A querida Bárbara Eugenia me chamou mais uma vez para escrever um release de seu disco, o dançante e apaixonado Tuda, que consolida a ascensão crescente da discografia da cantora compositora e agora produtora.

“Eu vim, eu vim saudar… Os seres da mata e os seres do mar…”, Bárbara Eugenia canta entre percussões e as vozes das mulheres de seu bloco Pagu – Soledad, Julia Valiengo, Mariana Bastos, Verônica Borges, Bruna Amaro, Thereza Menezes e Isadora Id. “Eu vim, eu vim saudar… Tudo que vem do fogo, da terra, da água e do ar” – o andamento rítmico e o canto circular remetem a uma celebração pagã na floresta, uma grande ciranda solta em meio à mãe natureza, celebrando as virtudes femininas da criação. Mas o ritual de entrada em Tuda, quarto disco da cantora nascida em Niterói que celebra mais de uma década de carreira e de São Paulo, faz o disco surgir no meio do mato para logo em seguida ir para o meio da rua, a pista de dança, a cidade grande, o século 21.

“Perdi” começa o disco propriamente depois de um piano à espreita e logo dá o rumo de Tuda: as programações e guitarra de Dustan Gallas e a bateria eletrônica de Clayton Martin, dois velhos cúmplices da cantora na produção do disco, determinam uma realidade musical sintética que conversa tanto com a moderna música eletrônica quanto com a disco music dos anos 70 e o tecnopop da década seguinte. A canção, composta pelos três, no entanto ecoa um cancioneiro popular brasileiro que é transmitido em rádios de pilha e programas de auditório, uma jovem guarda temporã, com glitter e cílios postiços. Tal musicalidade – retrô e popular ao mesmo tempo – é característica das canções de Bárbara, que encarna a vida noturna e um balanço boêmio em seu novo disco. Logo ela nos conduz para um outro universo, igualmente dançante, mas com pés de chinelo em piso de terra, percussão de samba-reggae (a cargo de Lenis Rino, Thereza Menezes, Zezinho Maracutaia aka Clayton Martin e Isadora Id), guitarras caribenhas (de Davi Bernardo) e calor tropical.

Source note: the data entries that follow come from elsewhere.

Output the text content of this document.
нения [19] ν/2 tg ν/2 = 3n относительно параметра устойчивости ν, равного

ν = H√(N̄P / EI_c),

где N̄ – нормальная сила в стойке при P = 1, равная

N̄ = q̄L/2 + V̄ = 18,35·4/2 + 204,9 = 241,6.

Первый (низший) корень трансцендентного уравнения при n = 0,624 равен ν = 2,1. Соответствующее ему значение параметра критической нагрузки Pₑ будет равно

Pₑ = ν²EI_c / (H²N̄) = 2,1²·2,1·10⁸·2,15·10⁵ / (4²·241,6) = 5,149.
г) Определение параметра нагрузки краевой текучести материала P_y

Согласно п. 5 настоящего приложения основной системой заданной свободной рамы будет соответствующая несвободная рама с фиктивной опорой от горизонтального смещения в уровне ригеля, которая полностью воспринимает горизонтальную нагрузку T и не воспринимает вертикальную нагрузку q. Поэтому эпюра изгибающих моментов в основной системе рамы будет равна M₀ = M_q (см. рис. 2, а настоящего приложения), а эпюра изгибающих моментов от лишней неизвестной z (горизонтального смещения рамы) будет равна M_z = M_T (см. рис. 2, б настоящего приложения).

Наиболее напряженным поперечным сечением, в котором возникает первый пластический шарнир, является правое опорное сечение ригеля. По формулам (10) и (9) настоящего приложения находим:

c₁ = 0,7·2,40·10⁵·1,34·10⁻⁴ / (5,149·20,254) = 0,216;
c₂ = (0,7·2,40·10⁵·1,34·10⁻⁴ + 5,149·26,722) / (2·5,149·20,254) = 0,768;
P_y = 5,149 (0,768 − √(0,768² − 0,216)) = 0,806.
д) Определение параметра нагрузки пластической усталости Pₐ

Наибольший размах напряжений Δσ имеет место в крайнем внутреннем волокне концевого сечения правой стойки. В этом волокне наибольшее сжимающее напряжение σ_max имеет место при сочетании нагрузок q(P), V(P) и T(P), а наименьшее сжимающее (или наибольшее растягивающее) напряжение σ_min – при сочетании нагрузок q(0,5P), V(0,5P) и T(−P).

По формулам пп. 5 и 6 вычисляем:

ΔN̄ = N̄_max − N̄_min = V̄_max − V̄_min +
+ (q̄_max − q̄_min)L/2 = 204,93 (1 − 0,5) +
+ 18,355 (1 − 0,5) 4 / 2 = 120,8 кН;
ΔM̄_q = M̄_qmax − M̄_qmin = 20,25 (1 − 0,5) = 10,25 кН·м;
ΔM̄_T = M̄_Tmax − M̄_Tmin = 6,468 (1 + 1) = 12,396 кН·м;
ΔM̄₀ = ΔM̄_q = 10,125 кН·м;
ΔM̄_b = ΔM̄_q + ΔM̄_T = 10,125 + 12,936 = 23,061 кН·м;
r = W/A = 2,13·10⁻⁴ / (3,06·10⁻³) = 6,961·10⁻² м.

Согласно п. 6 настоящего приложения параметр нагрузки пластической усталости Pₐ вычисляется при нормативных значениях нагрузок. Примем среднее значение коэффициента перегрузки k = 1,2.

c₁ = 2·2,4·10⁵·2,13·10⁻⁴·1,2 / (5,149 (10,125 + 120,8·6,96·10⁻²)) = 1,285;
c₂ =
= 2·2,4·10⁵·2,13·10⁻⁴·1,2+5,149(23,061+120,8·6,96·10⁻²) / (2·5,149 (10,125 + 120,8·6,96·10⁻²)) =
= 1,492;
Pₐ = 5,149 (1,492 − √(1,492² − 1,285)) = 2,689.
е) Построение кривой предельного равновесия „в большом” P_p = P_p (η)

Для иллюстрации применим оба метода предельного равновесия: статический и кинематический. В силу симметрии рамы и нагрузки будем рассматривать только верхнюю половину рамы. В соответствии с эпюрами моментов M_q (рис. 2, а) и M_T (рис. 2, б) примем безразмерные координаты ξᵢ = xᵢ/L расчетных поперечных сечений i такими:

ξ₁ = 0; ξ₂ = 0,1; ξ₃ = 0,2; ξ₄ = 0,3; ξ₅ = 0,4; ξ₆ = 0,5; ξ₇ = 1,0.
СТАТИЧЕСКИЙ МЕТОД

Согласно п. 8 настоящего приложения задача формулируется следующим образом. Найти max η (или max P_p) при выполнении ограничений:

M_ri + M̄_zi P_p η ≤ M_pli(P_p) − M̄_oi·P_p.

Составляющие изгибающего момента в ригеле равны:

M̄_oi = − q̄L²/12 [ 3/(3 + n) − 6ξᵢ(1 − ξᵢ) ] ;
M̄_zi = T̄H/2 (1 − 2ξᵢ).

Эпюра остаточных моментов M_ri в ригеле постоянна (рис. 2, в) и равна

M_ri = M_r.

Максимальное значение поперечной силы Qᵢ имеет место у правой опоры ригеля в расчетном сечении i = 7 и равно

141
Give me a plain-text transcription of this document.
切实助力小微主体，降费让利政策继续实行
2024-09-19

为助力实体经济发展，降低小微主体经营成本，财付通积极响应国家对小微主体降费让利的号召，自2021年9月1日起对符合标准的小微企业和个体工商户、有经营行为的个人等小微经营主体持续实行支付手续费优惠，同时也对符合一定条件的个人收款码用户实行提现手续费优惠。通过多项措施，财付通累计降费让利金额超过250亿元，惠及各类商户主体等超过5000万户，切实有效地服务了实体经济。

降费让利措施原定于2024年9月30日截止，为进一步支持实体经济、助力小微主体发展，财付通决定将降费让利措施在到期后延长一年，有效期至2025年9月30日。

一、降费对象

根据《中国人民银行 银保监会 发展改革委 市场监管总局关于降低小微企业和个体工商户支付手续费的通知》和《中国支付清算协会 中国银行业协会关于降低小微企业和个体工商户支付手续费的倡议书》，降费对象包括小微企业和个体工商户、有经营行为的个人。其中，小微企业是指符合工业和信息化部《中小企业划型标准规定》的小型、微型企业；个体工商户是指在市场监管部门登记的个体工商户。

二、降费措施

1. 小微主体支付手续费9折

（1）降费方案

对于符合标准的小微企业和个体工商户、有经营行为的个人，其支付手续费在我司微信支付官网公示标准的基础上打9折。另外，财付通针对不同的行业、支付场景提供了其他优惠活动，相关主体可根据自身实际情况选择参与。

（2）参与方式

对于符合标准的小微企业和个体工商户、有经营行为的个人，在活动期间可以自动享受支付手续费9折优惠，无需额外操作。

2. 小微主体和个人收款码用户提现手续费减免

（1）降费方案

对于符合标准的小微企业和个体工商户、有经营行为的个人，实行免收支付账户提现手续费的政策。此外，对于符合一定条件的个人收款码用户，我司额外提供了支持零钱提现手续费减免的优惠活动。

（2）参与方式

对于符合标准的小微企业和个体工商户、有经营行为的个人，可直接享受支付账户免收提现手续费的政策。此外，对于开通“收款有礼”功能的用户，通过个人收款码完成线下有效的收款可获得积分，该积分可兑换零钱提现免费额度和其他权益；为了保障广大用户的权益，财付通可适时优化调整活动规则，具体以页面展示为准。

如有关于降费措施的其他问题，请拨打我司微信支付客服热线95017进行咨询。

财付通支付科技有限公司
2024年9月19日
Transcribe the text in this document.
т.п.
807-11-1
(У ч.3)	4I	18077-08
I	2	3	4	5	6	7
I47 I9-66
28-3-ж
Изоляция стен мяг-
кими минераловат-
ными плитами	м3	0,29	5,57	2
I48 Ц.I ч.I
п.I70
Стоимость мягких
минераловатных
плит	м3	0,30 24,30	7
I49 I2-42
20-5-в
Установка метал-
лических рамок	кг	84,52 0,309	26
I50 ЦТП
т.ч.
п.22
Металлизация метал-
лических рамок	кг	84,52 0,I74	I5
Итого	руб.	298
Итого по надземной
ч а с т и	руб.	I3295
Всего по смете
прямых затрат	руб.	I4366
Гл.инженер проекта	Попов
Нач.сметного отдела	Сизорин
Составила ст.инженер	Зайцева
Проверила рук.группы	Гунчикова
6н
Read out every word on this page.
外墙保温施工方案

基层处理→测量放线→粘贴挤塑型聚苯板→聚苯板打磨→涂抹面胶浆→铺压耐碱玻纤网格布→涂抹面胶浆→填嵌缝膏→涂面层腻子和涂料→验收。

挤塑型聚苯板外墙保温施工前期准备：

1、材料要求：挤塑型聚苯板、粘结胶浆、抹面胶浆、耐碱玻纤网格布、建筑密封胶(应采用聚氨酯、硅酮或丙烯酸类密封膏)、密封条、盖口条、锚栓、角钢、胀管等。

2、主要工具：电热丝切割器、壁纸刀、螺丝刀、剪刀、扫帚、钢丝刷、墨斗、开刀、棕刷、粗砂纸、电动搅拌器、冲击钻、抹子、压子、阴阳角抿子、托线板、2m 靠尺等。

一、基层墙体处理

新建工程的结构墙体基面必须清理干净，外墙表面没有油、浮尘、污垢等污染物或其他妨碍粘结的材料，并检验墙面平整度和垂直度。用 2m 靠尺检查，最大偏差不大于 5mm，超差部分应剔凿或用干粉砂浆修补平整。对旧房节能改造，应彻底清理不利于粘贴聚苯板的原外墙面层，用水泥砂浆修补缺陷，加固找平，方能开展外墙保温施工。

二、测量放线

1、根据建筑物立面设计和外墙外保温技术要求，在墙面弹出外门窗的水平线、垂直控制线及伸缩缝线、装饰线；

E assim Tuda vai se reinventando a cada faixa, sempre com os pés na pista de dança e o coração apaixonado. “As Maçãs Que Vêm” é o mais próximo que o disco tem de uma balada e parece mudar mais uma vez o percurso, mas o andamento latino logo chega, reúne os mesmos músicos (Davi, Dustan, Clayton e Lenis) aos synths de Cris Botarelli (do Far from Alaska) para deslizar em uma rumba apaixonante – e de tons psicodélicos. “Tantas luzes, cores, tudo brilha, pulsa, integra no ar / Era entrega e era tuda, eu era o todo e era nada”, canta enquanto move lentamente o quadril, “Na minha cabeça, seja lá o que for, faz todo sentido / Meu corpo está ardendo, será que é do sol? Ou será que ardo eu?” O ardor latino esquenta ainda mais na balada “Sol de Verano”, composição brasileira de Carlos Colla e Luís Alberto Ferri vertida para o espanhol Luis Gómez Escolar para o repertório do disco Reluz que a cantora anglo-
espanhola Jeanette lançou em 1983, uma balada dançante e caliente em que Bárbara recebe outros velhos amigos, o baixista Jesus Sanchez e o tecladista Astronauta Pinguim.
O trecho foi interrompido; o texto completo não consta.